One reason it was easy to write about secessionist movements with an open mind was that I did not grow up in the capital city. I grew up in Bombay, watching Delhi kids get every fun opportunity; Delhi roads improve on each holiday, and Delhi get all the hype--acutely aware that we paid more tax. Even when I was in school, I knew that.

Growing up in Maharashtra, with stories about Shivaji's rebellion against the Mughals, resentment towards the imperial centre was part of one's inheritance. The story of Shivaji's alienation and isolation in the Aurangzeb darbar captured the non-Delhi Indian's continuing daily alienation in so many ways. Early encounters with Delhi bureaucracy (mainly in libraries) reinforced that. I love that story; it rings so true.

Today, living in Tamil Nadu, everyday a stubborn-if-irrelevant holdout for the idea of India in the face of an almost isolationist, Tamil-only nationalism, I watch how this continues in every sector. After starting the NGO, I realised that all the funders are Delhi-based, and so one had to go to Delhi to meet them. Even so, Delhi organisations seem to have first dibs on funding. But that's one thing, and since we do not have FCRA, it quickly became irrelevant to us.

Now, I watch with varying degrees of irritation and resentment--varying with how hot Chennai is mostly--the Delhi-centrism of my colleagues in the social sector.
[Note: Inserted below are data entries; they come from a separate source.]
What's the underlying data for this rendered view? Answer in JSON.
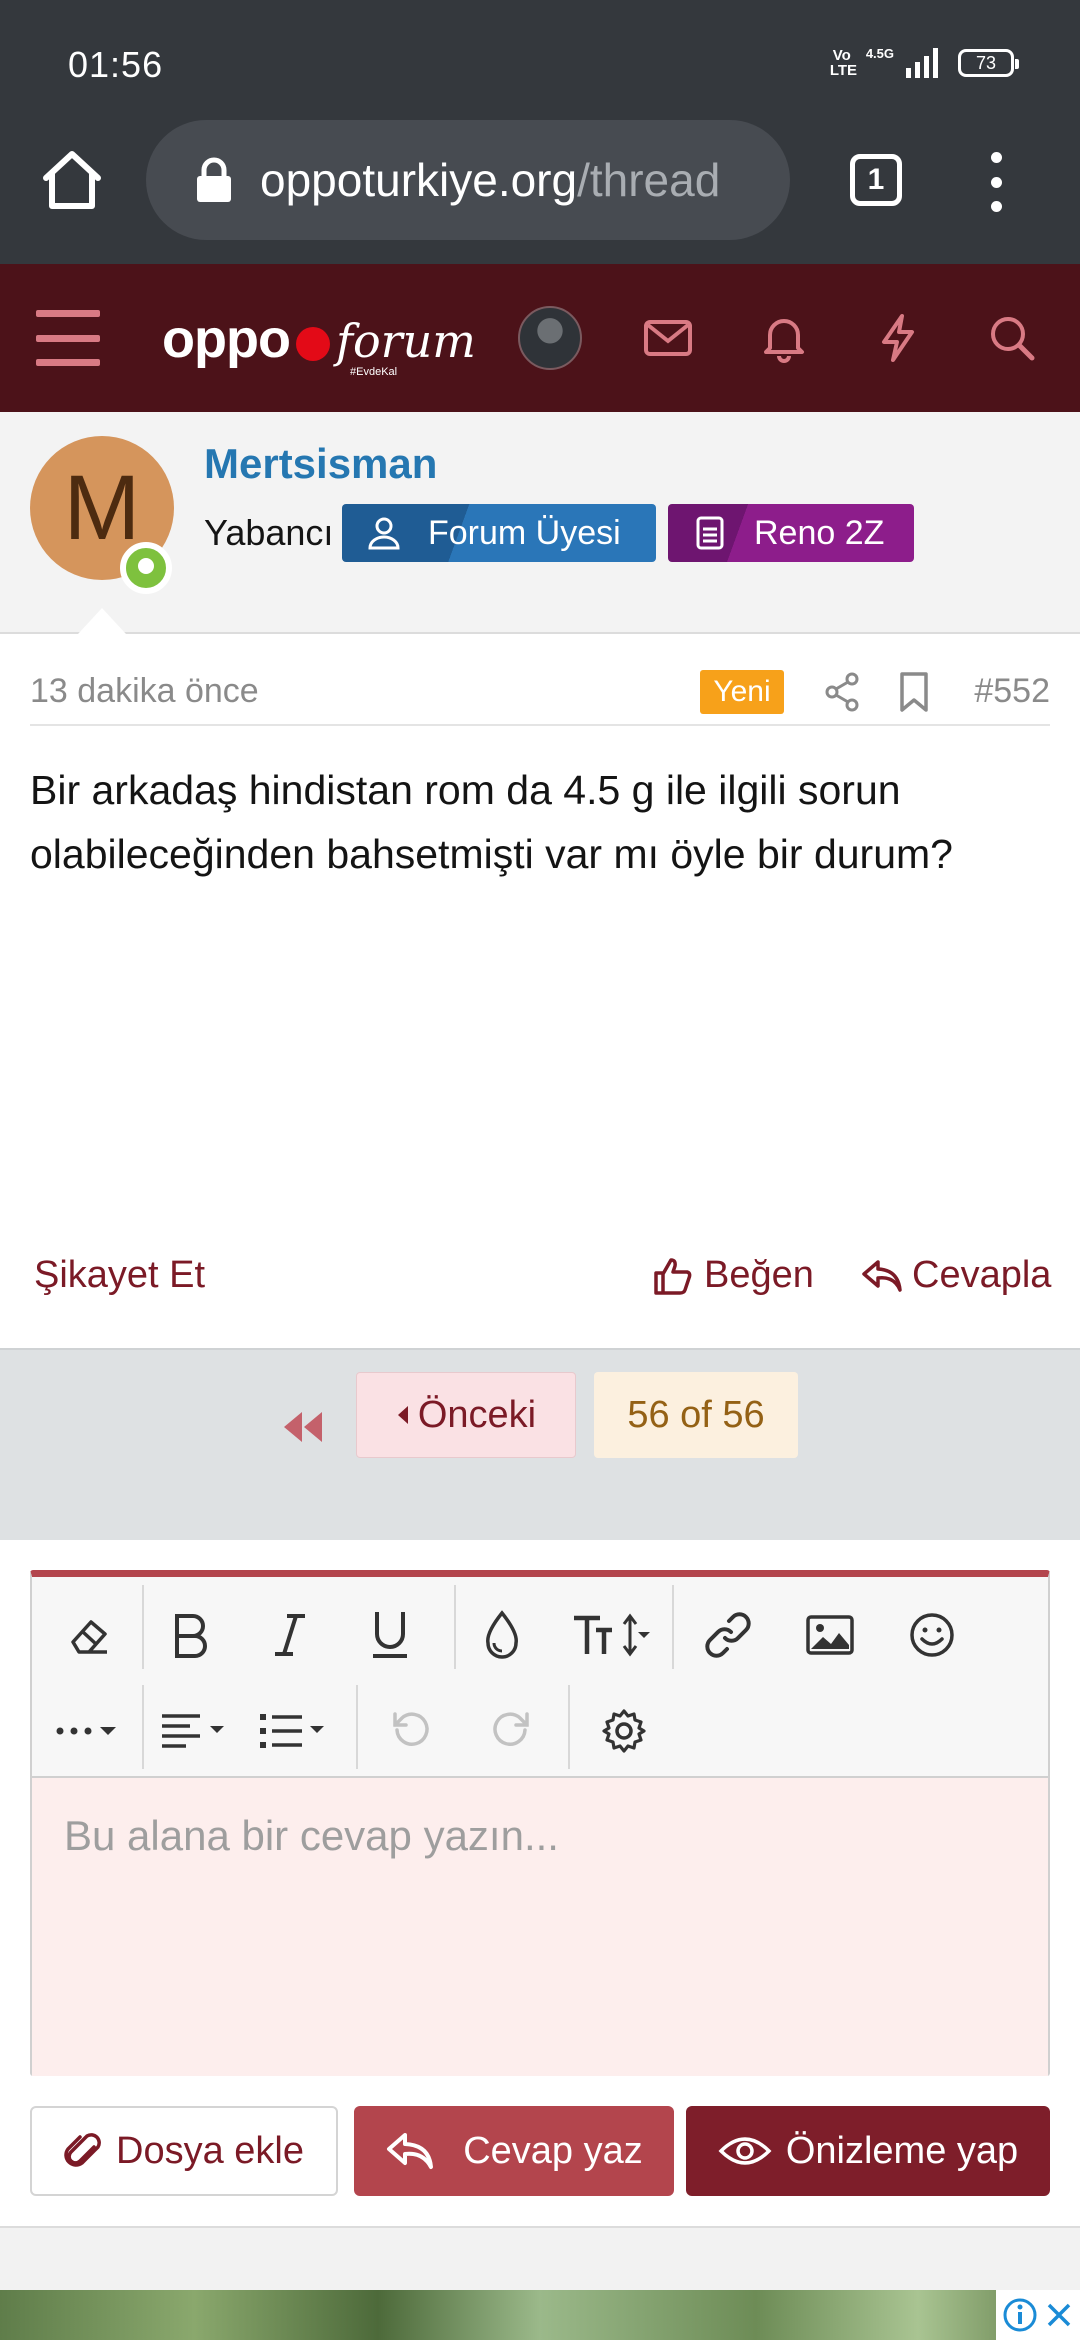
{
  "status_bar": {
    "time": "01:56",
    "volte": "Vo LTE",
    "network": "4.5G",
    "battery": "73"
  },
  "browser": {
    "url_host": "oppoturkiye.org",
    "url_path": "/thread",
    "tab_count": "1"
  },
  "site_header": {
    "logo_text": "oppo",
    "logo_script": "forum",
    "logo_tagline": "#EvdeKal"
  },
  "post": {
    "username": "Mertsisman",
    "avatar_letter": "M",
    "role": "Yabancı",
    "badges": [
      "Forum Üyesi",
      "Reno 2Z"
    ],
    "time_ago": "13 dakika önce",
    "new_badge": "Yeni",
    "post_number": "#552",
    "body": "Bir arkadaş hindistan rom da 4.5 g ile ilgili sorun olabileceğinden bahsetmişti var mı öyle bir durum?",
    "report_label": "Şikayet Et",
    "like_label": "Beğen",
    "reply_label": "Cevapla"
  },
  "pagination": {
    "prev_label": "Önceki",
    "page_status": "56 of 56"
  },
  "editor": {
    "placeholder": "Bu alana bir cevap yazın...",
    "toolbar_icons": [
      "eraser-icon",
      "bold-icon",
      "italic-icon",
      "underline-icon",
      "color-drop-icon",
      "text-size-icon",
      "link-icon",
      "image-icon",
      "emoji-icon",
      "more-icon",
      "align-icon",
      "list-icon",
      "undo-icon",
      "redo-icon",
      "settings-icon"
    ]
  },
  "actions": {
    "attach_label": "Dosya ekle",
    "submit_label": "Cevap yaz",
    "preview_label": "Önizleme yap"
  },
  "colors": {
    "header_bg": "#4c1219",
    "accent": "#b3454d",
    "link_blue": "#2577b1",
    "new_badge": "#f7a11a"
  }
}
When statements for 'Indian women' and the 'Indian women's movement' emerge, and have been drafted entirely by a small cluster of Delhi women; when they acknowledge each other's work, while loads of others remain invisible and unheard; when they nominate each other to this and that... it seems the rest of us do not exist. Sour grapes? Envy? Resentment? Check all of the above. But remember the kernel of truth somewhere within: Delhi is so far away that we only start to count when we move there or stand with them. On listservs, social networks or other platforms, we can only speak for the exotic and distant, never for India.

I want to say, I am not really from Tamil Nadu because I did not grow up here. I inherited Maharashtra, Tamil Nadu and India, so don't put me in a box. No matter how clearly I speak, I feel like I have to shout to be heard. No matter how prescient my writing, it has to be written by someone from Delhi to matter. (And I am not even raising gender here, that cross-cutting, all-crushing reality!)

On a panel on nationalism many years ago, my colleague presented a paper titled with a quotation, "I have seen India, and it is us." The paper was about UP politics, but really it is in Delhi and around Delhi-ites that I have remembered it most.

Yes, Delhi is today far more cosmopolitan than when I was growing up, and the truth is that some of my best friends are Delhi-ites, even though they might prefer to think of themselves as Delhi-based. But the Delhi charter continues to say to others, "Oh, you're there?" in a tone of surprise. Is there really life beyond the Yamuna and the Aravalli? Non-Hindi speaking life?

It is now possible to commute to Delhi, going in the morning and coming back by the end of the work-day. But is it possible to communicate with Delhi--with official and non-official Delhi? I am not sure.

Delhi is still too far away from all of us. And this is a rant from someone who has Delhi connections and can speak Hindi. How must this feel for others? What are the ramifications when this alienation comes from a federal system in a centralising political culture--for language and culture, for finances, for political autonomy? We all know the answer.